Dans son rapport 2017, l’ONG Bénin Diaspora Assistance, une organisation qui lutte pour l’hygiène funéraire, a révélé que la quasi-totalité des morgues ne dispose pas de l’agrément d’ouverture du Ministère de l’Intérieur et de la sécurité publique (MISP). Elles ne possèdent pas non plus de laboratoire post mortem, et les méthodes utilisées pour la conservation des cadavres sont catastrophiques et humiliantes. Des dénonciations confirmées par les conclusions d’une contre-enquête du MISP. Mais comment et pourquoi le pays a-t-il atteint ce degré d’aberration au su et au vu de tous ?
Des morts traités sans aucune dignité
En absence de laboratoire post mortem, les dépouilles sont conservées dans des chambres froides ou des containers frigorifiques. Leurs systèmes de froid sont souvent défaillants. Les cadavres des personnes mortes de façon naturelle, de Lassa ou de choléras sont tous enregistrés et jetés les uns sur les autres jusqu’à 1m50 de hauteur. En 2015, 198 corps ont été découverts dans ces conditions dans la morgue de Dangbo (non loin de Porto-Novo) par l’ONG. Cette année, la même morgue a acquis une chambre froide de 12 places mais 36 corps y séjournent actuellement. Des morgues publiques du pays ont été également épinglées pour ces faits de surcharge hors normes. Le cas de celle du plus grand hôpital du Bénin en dit long. Construite (en 1962) pour 55 places, elle contient à ce jour 700 corps. Cela multiplie les risques de contamination et d’empoissonnement défunt-vivant, et par ricochet, d’épidémies meurtrières. Cet état de chose est dû à plusieurs facteurs : les employés des morgues y compris les gérants, sont formés sur le tas avec des outils inadaptés. Il n’y a pas d’école spécialisée qui forme des cadres qualifiés pour ce secteur. Au plan national, il n’y a que 04 spécialistes en hygiène funéraire, tous formés en Europe. Certains, après leur formation, ne sont plus revenus partager leurs connaissances avec les acteurs locaux. D’un autre point de vue, les promoteurs des morgues ne sont pas suffisamment informés des exigences du secteur funéraire et prennent les phases d’études nécessaires avant et après autorisation d’ouverture de leurs structures, à la légère. En plus, la surcharge permet, entre autres, un retour rapide sur investissement. Malheureusement, ces fonds servent à financer d’autres activités à coloration politique plutôt que de servir à la modernisation des installations des morgues.
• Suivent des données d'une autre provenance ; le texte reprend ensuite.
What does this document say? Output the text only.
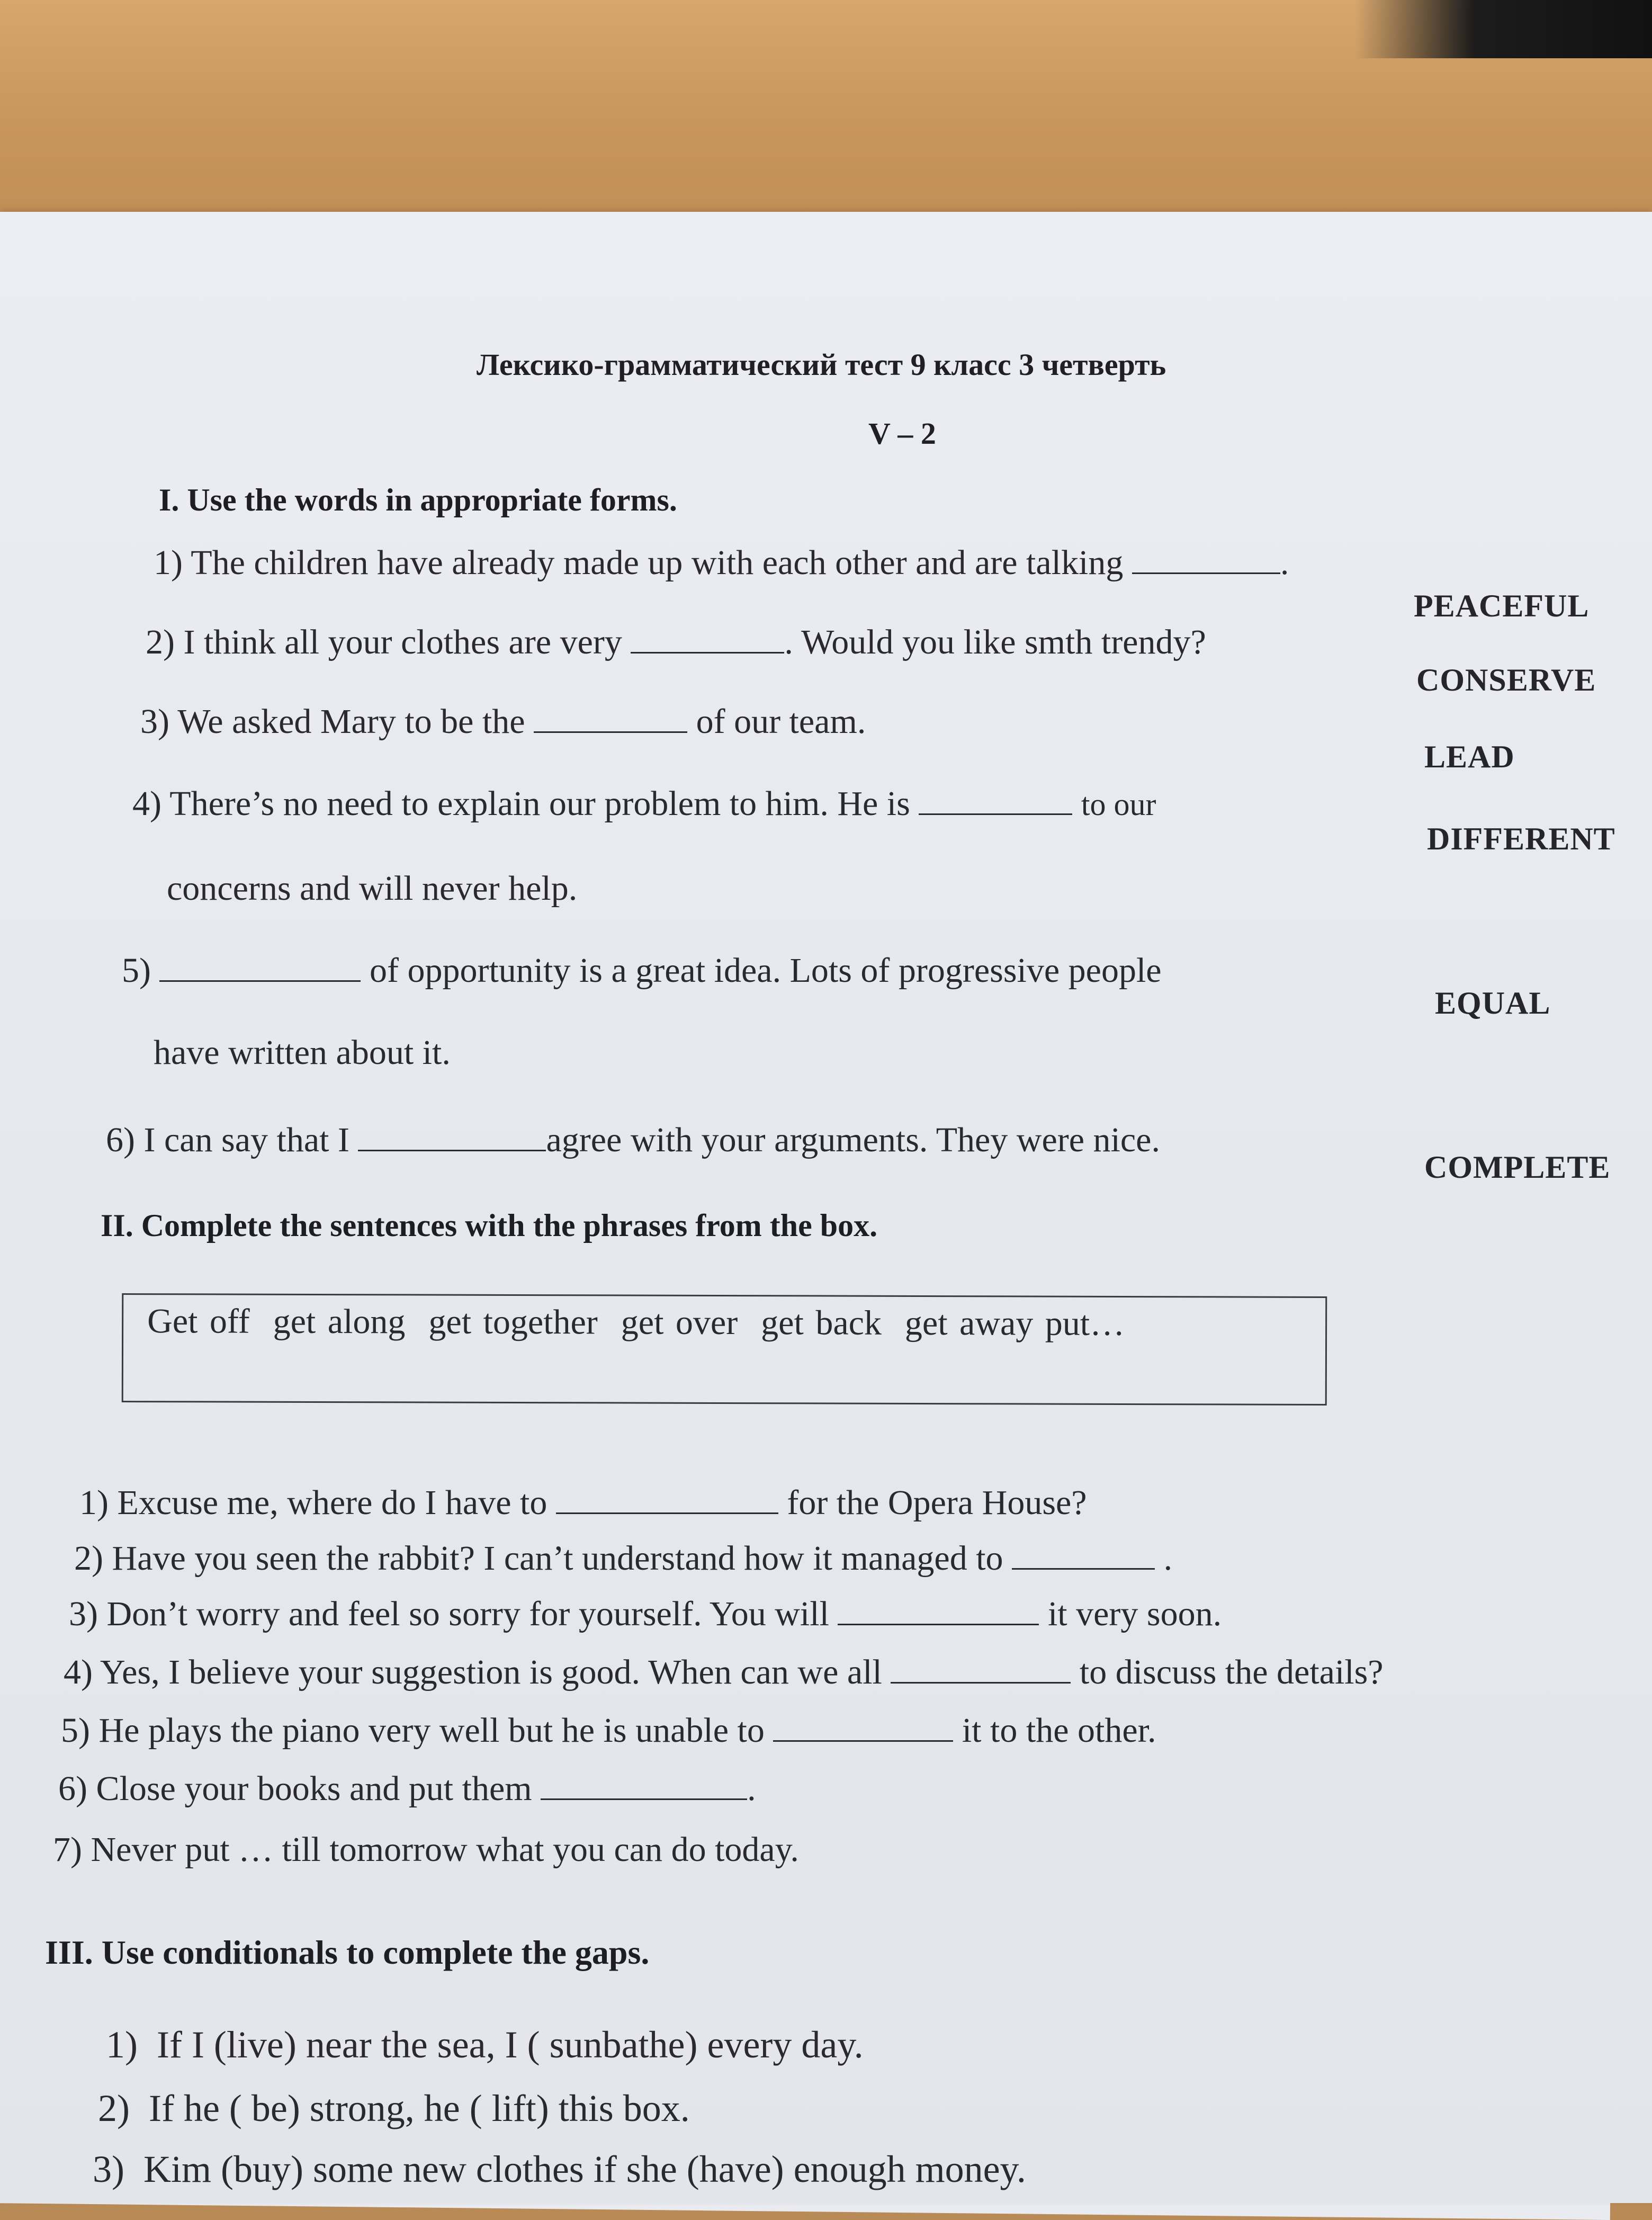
Лексико-грамматический тест 9 класс 3 четверть
V – 2
I. Use the words in appropriate forms.
1) The children have already made up with each other and are talking	.
PEACEFUL
2) I think all your clothes are very	. Would you like smth trendy?
CONSERVE
3) We asked Mary to be the	of our team.
LEAD
4) There’s no need to explain our problem to him. He is	to our
DIFFERENT
concerns and will never help.
5)	of opportunity is a great idea. Lots of progressive people
EQUAL
have written about it.
6) I can say that I	agree with your arguments. They were nice.
COMPLETE
II. Complete the sentences with the phrases from the box.
Get off get along get together get over get back get away put…
1) Excuse me, where do I have to	for the Opera House?
2) Have you seen the rabbit? I can’t understand how it managed to	.
3) Don’t worry and feel so sorry for yourself. You will	it very soon.
4) Yes, I believe your suggestion is good. When can we all	to discuss the details?
5) He plays the piano very well but he is unable to	it to the other.
6) Close your books and put them	.
7) Never put … till tomorrow what you can do today.
III. Use conditionals to complete the gaps.
1) If I (live) near the sea, I ( sunbathe) every day.
2) If he ( be) strong, he ( lift) this box.
3) Kim (buy) some new clothes if she (have) enough money.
Main mise des élites sur le secteur
La situation, malheureusement, va de mal en pire, et les sanctions tardent à tomber. Ceci, parce que 31 des 43 promoteurs des morgues privées au Bénin sont soit des députés, des ministres (anciens ou en fonction) soit des élus locaux et parfois des hauts gradés de l’armée, tous inféodés au pouvoir en place. Ce secteur d’activité est réputé pour son fort taux de corruption. Pour eux, ce secteur d’activité constitue non seulement une arme politique mais aussi un moyen de détournement de derniers publics. Lorsqu’une personne décédée est conduite dans une des morgues appartenant à un politicien, son acte de naissance est acheté dans le but de le faire voter par procuration en faveur d’un candidat lors des joutes électorales. L’ONG a indiqué dans son rapport que le nombre de suffrages accordés aux noms des morts lors des dernières élections dépasse de loin 120 000 voix. Le code électoral en vigueur n’a pas prévu des conditions strictes pour la radiation des personnes décédées jadis inscrites sur la liste électorale. Sur le plan financier, plus de 50 milliards de francs CFA de recettes échappent, chaque année, au trésor public et aux prestataires de services. Aussi, le trésor est-il régulièrement arnaqué par des fonctionnaires décédés, des veuves de complaisances fictives et des entreprises créées aux noms des morts. Des crédits sont également contractés sous le couvert des morts auprès des banques et structures de microfinance sans oublier les agences d’assurance qui sont également arnaqués. Ces détournements s’élèvent à plus de 100 milliards de francs CFA l’an, selon l’estimation de l’ONG. Tout cela se justifie par le fait que les actes de décès et les permis d’inhumation ne sont pas rigoureusement acheminés par les élus locaux au MISP comme l’indique les dispositions en vigueur. Cela a rendu caduque l’état civil.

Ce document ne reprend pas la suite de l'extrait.